Lavietes Pavilion has been around since the Roaring Twenties, but Harvard basketball fans may soon be roaring in a brand new arena.
On Thursday night, senior associate director of Harvard Athletics Jeremy L. Gibson said at a Harvard-Allston task force meeting that a new basketball facility would be built between 2017 and 2022, replacing the Pavilion that has recently proven too small to suit a growing interest in the men’s basketball program.
“This is a master planning project, and what we’re trying to do is make sure we have things that might happen in the next 10 or 15 years in the mix,” Director of Athletics Bob Scalise said. “[But] it’s really too early to say. It’s such a preliminary scope out of what it would be right now, but it’s nice that [a new stadium is] being considered in the Allston plan.”
With a seating capacity of just 2,195, Lavietes is the second smallest arena in the Ivy League—with 95 more seats than Dartmouth’s Leede Arena—and one of the smallest in the country among Division I teams.
Accompanying the Crimson’s rise to the top of the Ivy League over the past two seasons has been an increase in ticket sales. Harvard sold out 12 of its 14 home games last season—with tickets to the biggest contests often selling for high prices on online marketplaces—leading many to point to the need for a larger arena.

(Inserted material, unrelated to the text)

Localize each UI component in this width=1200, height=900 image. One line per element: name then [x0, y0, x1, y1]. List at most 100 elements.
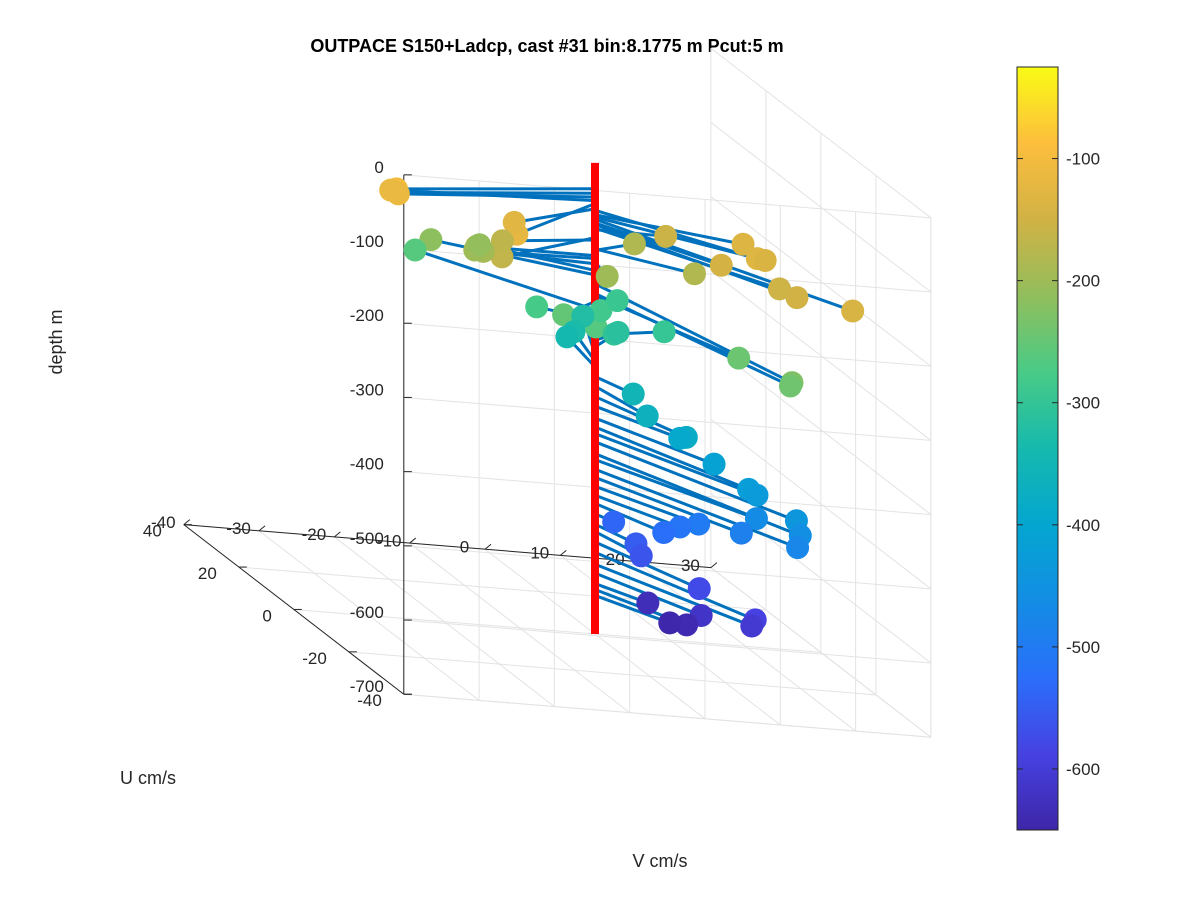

“I think every coach would like to see facilities improve,” Harvard coach Tommy Amaker said. “We’re all in the same boat when it comes to that. It happens every so often and you need the donors and those things to step forward.”
In addition to calling for the construction of a larger basketball stadium, Harvard’s Institutional Master Plan also includes a new building for executive education, renovations to several Business School buildings, the creation of a hotel and conference center, and a renovation of the Soldier’s Field Housing Project. Gibson also said that Harvard Stadium, the oldest football stadium in the country, would be renovated.
“[The Allston expansion] has been in the works for a while, and obviously it’s been put on hold somewhat over the past few years, but it’s exciting not just for the basketball possibility of that but [for] all the other things that are mentioned too,” said men’s basketball coach Tommy Amaker. “[This] expansion will make this environment that much better for all of our students, employees, and faculty.”
In addition to being one of the smallest stadiums in the nation, Lavietes is also one of the most aged. First opened in 1926, it is tied with Oregon’s McArthur Court as the second-oldest facility still used for basketball, behind only Fordham’s Rose Hill Gymnasium, which opened two years earlier.
“Given the age of the facility and the size of it, [a new stadium is] something that definitely should be in the mix,” Scalise said.
Originally named the Briggs Center, Lavietes was initially home to Harvard’s indoor track teams, and its batting cages were a favorite of a number of collegiate and professional baseball players, including Ted Williams.
Following the 1981 construction of the Gordon Indoor Track and Tennis facility, the building was refurbished as the new home of Harvard basketball, replacing the Malkin Athletic Center. The Crimson’s first contest at the facility was on Nov. 27, 1982 against MIT, and it has played every home game there since.
In March 1996, the building was renamed after Ray Lavietes ’36, a former player who made a $2.1 million contribution to the arena’s second refurbishing project in the mid-90s.
The Crimson has enjoyed an enormous amount of success on its home court of late, going 25-1 there over the past two seasons. It had the second-longest home winning streak in the country at 28 games—behind only national champion Kentucky—before it fell to Penn in its final home contest of the season last year.
Amaker said that when combined with the program’s recent success, the possibility of a new arena could help attract “even higher level recruits.”
“There are a lot of things that are part of that plan, [so] it’s nice to find out that maybe we can be included in that,” he added. “It’s a long way off, but certainly it’s nice that these things will take shape at some point for our campus as a whole.”